Understanding Visual Music
The work was presented at the concert given at the Galileo Galilei Planetarium in the City of Buenos Aires in November 2016 as part of the Noviembre Electrónico.
It was developed by a multidisciplinary team representing the National Technological University of the City of Buenos Aires within a Fulldome Workshop called Understanding Visual Music conducted by the Galileo Galilei Planetarium and the Center for Experimentation and Research in Electronic Arts (CEIArtE ) of the National University of Tres de Febrero, in collaboration with UNTREFMEDIA, the National Technological University and the Cultural San Martín
About Opensemble and L.H.C.V.M.M.
Opensemble is also the name of a framework for collaborative algorithmic music. It employs the software engineering techniques used by the Open Source development model to discover the music that this kind of distributed and large scale collaboration can offer.
The goal of L.H.C.V.M.M. was to translate the data generated by the ATLAS detector , one of the four major LHC experiments, into stimuli for the musical composition and performance.
These initial questions emerged:
- What common language could we adopt to describe a piece of music without tying it to a specific work?
- How to translate ATLAS data into a descriptive piece of music to drive both music and visuals?
- What will be the framework to manage collaborations in such a work?

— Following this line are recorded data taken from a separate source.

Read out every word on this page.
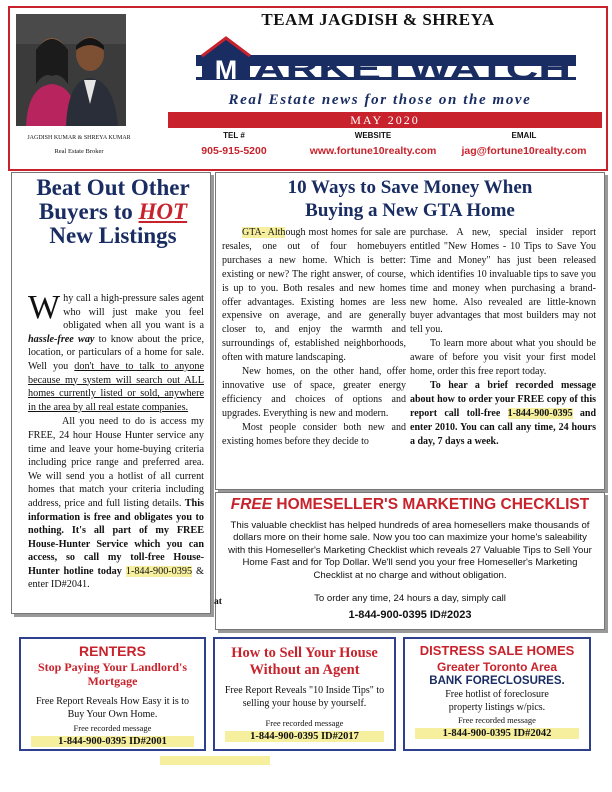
JAGDISH KUMAR & SHREYA KUMAR
Real Estate Broker
TEAM JAGDISH & SHREYA
M ARKETWATCH
Real Estate news for those on the move
MAY 2020
TEL #	WEBSITE	EMAIL
905-915-5200	www.fortune10realty.com	jag@fortune10realty.com
Beat Out Other Buyers to HOT New Listings

Why call a high-pressure sales agent who will just make you feel obligated when all you want is a hassle-free way to know about the price, location, or particulars of a home for sale. Well you don't have to talk to anyone because my system will search out ALL homes currently listed or sold, anywhere in the area by all real estate companies.

All you need to do is access my FREE, 24 hour House Hunter service any time and leave your home-buying criteria including price range and preferred area. We will send you a hotlist of all current homes that match your criteria including address, price and full listing details. This information is free and obligates you to nothing. It's all part of my FREE House-Hunter Service which you can access, so call my toll-free House-Hunter hotline today 1-844-900-0395 & enter ID#2041.

10 Ways to Save Money When
Buying a New GTA Home

GTA- Although most homes for sale are resales, one out of four homebuyers purchases a new home. Which is better: existing or new? The right answer, of course, is up to you. Both resales and new homes offer advantages. Existing homes are less expensive on average, and are generally closer to, and enjoy the warmth and surroundings of, established neighborhoods, often with mature landscaping.

New homes, on the other hand, offer innovative use of space, greater energy efficiency and choices of options and upgrades. Everything is new and modern.

Most people consider both new and existing homes before they decide to

purchase. A new, special insider report entitled "New Homes - 10 Tips to Save You Time and Money" has just been released which identifies 10 invaluable tips to save you time and money when purchasing a brand-new home. Also revealed are little-known buyer advantages that most builders may not tell you.

To learn more about what you should be aware of before you visit your first model home, order this free report today.

To hear a brief recorded message about how to order your FREE copy of this report call toll-free 1-844-900-0395 and enter 2010. You can call any time, 24 hours a day, 7 days a week.

FREE HOMESELLER'S MARKETING CHECKLIST
This valuable checklist has helped hundreds of area homesellers make thousands of dollars more on their home sale. Now you too can maximize your home's saleability with this Homeseller's Marketing Checklist which reveals 27 Valuable Tips to Sell Your Home Fast and for Top Dollar. We'll send you your free Homeseller's Marketing Checklist at no charge and without obligation.
To order any time, 24 hours a day, simply call
1-844-900-0395 ID#2023
at
RENTERS
Stop Paying Your Landlord's Mortgage
Free Report Reveals How Easy it is to Buy Your Own Home.
Free recorded message
1-844-900-0395 ID#2001
How to Sell Your House Without an Agent
Free Report Reveals "10 Inside Tips" to selling your house by yourself.
Free recorded message
1-844-900-0395 ID#2017
DISTRESS SALE HOMES
Greater Toronto Area
BANK FORECLOSURES.
Free hotlist of foreclosure property listings w/pics.
Free recorded message
1-844-900-0395 ID#2042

We developed framework in Supercollider responsible for managing collaborations, receiving sound unit OSC messages, and finally reproducing the music.
Collaborators register functions that implement sonically sound units matching certain spectromorphologic vocabulary terms by calling a method on the framework. Those functions receive a sound unit object as argument allowing collaborators to use its properties on their implementation.
Finally, the framework selects the most suitable registered function for each received OSC message and pass the sound unit object to the selected function. This selection is done based on the best match of vocabulary terms of function descriptions and sound unit object properties.